The trend for both state- and federally-licensed MLOs was down in Q2 2019 over the prior year.
Loan originations going forward
The year-over-year decline in state-licensed MLOs indicates those in the mortgage origination business are cautious about California’s housing market. Some of the headwinds MLOs are facing include include:
- fears of a recession, expected to arrive in mid-2020;
- a lackluster home sales volume; and
- still-high home prices.
However, while interest rates rose significantly in 2018, they have fallen back somewhat in 2019. While purchase mortgages are down, refinances have increased in 2019 due to these lower interest rates.
Getting licensed – and keeping it
The number of state-licensed MLOs tends to increase throughout the year, and takes a dip in the first quarter of every year. All MLO licenses expire at the end of the calendar year. The January drop-off is due to licensees choosing not to renew at the end of the prior year. Thus, the dip in state-licensed MLOs experienced in Q1 corrects itself throughout the rest of the year.

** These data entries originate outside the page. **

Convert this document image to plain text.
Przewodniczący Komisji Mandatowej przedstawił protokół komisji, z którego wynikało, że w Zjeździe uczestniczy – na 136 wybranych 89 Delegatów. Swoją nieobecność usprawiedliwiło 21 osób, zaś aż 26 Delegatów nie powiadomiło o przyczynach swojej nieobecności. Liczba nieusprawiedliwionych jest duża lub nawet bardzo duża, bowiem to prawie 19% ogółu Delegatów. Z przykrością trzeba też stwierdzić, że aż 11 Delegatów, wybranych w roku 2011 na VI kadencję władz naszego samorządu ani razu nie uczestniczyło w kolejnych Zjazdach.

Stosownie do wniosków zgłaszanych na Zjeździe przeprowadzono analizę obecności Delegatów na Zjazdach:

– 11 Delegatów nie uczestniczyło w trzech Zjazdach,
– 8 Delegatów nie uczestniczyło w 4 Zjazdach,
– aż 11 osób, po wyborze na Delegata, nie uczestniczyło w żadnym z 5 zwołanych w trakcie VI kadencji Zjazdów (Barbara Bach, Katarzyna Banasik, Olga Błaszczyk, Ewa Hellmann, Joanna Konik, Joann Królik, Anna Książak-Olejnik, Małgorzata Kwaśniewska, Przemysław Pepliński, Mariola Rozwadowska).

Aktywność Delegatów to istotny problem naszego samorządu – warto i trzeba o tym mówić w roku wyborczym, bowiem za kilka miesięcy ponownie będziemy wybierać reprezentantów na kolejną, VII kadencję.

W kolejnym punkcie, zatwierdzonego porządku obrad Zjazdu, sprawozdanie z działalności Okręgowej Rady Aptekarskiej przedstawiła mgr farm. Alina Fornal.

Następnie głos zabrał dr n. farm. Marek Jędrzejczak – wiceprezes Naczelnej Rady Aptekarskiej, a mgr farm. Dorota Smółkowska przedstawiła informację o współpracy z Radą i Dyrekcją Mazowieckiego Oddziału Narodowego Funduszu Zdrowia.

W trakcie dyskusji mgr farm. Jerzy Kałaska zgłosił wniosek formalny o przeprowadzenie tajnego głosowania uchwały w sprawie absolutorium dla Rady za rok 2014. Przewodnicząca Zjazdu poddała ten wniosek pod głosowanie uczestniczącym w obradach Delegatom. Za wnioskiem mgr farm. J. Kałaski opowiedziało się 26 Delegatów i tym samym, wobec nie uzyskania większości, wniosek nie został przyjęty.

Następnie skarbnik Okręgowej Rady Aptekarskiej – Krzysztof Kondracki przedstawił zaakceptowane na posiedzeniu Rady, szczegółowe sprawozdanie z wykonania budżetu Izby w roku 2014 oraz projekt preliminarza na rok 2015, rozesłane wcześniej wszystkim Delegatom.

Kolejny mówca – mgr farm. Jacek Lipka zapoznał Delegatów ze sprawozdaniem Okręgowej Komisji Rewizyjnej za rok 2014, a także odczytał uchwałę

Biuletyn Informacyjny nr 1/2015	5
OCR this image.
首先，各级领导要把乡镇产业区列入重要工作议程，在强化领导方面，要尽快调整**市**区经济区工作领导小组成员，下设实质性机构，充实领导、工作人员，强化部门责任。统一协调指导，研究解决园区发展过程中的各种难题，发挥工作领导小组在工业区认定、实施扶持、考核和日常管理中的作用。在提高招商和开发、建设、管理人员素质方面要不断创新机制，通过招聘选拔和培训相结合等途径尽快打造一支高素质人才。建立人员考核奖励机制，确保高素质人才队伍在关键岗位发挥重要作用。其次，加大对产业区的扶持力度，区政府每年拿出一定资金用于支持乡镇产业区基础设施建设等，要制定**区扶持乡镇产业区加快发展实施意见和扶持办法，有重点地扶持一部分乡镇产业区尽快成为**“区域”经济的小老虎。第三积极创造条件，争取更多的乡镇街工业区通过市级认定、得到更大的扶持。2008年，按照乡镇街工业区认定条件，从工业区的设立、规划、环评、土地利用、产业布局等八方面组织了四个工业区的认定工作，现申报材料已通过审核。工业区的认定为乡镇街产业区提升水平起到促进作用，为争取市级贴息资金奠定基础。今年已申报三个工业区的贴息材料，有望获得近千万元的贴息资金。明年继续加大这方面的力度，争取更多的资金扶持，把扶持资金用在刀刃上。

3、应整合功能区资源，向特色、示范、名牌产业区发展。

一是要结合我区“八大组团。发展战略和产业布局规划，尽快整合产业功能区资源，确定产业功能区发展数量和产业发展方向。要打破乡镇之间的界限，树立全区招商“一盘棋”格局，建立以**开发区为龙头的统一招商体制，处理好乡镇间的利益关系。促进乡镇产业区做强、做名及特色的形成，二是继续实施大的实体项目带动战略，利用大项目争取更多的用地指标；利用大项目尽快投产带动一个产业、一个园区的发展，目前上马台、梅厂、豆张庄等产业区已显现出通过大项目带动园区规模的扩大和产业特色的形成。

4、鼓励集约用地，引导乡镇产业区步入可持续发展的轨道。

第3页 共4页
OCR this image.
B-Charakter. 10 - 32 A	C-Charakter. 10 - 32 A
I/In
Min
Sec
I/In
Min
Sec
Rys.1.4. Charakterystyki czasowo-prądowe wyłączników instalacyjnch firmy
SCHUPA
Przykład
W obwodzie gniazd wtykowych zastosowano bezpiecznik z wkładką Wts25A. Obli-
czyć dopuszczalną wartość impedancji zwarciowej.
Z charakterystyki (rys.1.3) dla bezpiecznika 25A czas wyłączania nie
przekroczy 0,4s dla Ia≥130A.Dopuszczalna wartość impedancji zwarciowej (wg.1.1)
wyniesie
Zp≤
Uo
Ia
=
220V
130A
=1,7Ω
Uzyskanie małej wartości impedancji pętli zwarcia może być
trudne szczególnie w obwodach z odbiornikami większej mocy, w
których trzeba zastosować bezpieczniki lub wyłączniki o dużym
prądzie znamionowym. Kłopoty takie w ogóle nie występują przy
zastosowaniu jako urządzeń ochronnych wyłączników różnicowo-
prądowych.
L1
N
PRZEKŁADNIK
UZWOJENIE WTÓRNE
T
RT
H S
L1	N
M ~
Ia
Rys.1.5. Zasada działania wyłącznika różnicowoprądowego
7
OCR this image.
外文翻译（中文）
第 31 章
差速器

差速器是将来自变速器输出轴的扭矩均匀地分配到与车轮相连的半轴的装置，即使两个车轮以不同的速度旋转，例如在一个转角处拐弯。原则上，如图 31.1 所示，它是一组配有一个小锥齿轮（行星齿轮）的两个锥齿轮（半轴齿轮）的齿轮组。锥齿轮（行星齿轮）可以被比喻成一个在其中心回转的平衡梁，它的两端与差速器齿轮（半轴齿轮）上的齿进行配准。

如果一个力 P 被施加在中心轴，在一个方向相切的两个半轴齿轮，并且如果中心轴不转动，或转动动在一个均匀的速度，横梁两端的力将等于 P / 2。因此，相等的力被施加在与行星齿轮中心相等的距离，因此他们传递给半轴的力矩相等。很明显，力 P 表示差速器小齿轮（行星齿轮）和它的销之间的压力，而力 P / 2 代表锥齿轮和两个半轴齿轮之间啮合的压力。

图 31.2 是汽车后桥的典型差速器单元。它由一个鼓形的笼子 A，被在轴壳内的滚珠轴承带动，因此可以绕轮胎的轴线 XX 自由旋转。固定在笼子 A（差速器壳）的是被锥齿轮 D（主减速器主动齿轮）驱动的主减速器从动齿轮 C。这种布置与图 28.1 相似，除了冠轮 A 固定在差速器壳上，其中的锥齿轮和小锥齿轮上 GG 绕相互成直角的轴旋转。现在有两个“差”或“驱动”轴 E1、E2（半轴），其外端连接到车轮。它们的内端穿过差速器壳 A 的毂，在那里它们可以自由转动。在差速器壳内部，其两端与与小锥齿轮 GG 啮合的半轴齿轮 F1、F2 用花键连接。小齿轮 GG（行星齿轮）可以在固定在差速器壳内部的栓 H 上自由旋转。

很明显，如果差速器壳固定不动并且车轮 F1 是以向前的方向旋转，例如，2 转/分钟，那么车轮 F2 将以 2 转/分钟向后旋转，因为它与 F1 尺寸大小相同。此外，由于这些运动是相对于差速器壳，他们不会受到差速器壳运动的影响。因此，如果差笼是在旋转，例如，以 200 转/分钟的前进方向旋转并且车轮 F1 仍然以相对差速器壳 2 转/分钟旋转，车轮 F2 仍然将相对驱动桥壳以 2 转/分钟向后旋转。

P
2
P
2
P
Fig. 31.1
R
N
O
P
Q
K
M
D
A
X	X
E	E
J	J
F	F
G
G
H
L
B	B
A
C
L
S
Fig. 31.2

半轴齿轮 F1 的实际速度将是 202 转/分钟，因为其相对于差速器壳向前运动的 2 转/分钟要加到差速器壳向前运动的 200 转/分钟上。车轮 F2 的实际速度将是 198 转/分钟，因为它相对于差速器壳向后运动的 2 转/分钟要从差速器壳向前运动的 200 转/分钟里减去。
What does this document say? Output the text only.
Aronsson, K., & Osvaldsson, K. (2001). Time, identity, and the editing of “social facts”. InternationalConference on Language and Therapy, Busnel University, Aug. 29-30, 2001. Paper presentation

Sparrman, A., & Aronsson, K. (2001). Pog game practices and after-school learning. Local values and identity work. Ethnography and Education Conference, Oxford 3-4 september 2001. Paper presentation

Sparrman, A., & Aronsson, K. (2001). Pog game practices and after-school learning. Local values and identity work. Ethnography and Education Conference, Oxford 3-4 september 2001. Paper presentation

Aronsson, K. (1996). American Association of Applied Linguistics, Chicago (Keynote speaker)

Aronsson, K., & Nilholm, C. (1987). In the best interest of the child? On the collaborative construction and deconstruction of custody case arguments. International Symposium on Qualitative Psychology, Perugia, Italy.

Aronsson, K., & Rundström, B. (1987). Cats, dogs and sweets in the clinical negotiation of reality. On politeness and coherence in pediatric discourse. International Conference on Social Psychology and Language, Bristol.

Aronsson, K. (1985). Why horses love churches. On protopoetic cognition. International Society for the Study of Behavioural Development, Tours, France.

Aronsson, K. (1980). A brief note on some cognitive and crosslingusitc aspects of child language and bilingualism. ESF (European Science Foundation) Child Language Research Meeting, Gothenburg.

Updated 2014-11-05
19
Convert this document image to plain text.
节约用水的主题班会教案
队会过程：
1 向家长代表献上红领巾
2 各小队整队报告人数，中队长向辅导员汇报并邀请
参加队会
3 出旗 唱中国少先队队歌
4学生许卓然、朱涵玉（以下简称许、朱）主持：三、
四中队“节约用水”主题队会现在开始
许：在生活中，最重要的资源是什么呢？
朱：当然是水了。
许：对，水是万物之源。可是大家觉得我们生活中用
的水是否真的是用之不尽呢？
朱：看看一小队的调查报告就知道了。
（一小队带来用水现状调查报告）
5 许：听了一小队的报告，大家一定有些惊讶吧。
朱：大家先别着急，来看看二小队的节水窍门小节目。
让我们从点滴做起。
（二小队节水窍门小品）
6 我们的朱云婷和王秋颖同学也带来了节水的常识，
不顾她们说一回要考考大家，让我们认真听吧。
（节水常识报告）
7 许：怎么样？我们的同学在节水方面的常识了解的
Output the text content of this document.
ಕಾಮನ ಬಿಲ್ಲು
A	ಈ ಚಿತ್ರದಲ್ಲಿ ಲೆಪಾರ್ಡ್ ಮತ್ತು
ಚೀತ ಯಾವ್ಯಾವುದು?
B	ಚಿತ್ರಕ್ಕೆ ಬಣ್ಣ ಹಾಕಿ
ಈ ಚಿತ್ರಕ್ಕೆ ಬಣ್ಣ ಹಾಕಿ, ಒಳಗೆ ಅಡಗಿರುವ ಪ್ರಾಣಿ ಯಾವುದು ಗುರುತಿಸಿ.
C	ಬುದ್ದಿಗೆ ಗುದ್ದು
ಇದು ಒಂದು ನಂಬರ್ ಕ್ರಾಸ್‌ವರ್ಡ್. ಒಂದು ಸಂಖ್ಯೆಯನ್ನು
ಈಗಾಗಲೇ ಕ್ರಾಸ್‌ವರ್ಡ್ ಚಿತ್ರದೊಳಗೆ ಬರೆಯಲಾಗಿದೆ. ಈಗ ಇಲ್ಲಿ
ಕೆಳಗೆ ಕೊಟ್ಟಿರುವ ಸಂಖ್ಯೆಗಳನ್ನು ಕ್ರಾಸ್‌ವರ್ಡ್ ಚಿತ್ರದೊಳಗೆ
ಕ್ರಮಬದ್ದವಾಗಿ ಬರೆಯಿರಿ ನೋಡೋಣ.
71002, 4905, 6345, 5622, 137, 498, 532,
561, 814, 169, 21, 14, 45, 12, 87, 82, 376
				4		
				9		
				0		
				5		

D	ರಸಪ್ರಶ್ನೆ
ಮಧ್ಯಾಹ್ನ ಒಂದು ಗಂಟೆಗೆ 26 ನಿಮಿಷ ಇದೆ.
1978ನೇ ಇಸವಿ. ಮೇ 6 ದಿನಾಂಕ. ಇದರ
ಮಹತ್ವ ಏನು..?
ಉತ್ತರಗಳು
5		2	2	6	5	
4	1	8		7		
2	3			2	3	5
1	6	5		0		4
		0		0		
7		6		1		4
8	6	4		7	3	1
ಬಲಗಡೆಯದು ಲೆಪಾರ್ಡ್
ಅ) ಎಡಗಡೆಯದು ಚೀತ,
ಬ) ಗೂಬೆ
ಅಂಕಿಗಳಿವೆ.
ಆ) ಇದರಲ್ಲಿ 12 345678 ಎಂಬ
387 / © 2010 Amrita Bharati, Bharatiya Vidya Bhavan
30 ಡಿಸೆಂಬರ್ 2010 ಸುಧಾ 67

Are you interested in obtaining your MLO license or endorsement? Any individual who, for financial gain, takes a loan application, negotiates or offers a consumer purpose loan secured by one-to-four unit residential property is required to be licensed and endorsed as an MLO. In California, MLOs are required to have:
- a valid DRE license with an MLO endorsement;
- an MLO license issued by the DBO; or
- a federal MLO registration.
Federally registered MLOs are employed by a federally regulated entity, such as a federally chartered bank. No education requirements exist.
State registered MLOs have additional hurdles to jump through to get and maintain their license. Not only are they required to maintain their respective DRE licenses or DBO endorsements, they also need to take eight hours of continuing education (CE) each year to meet their renewal requirements.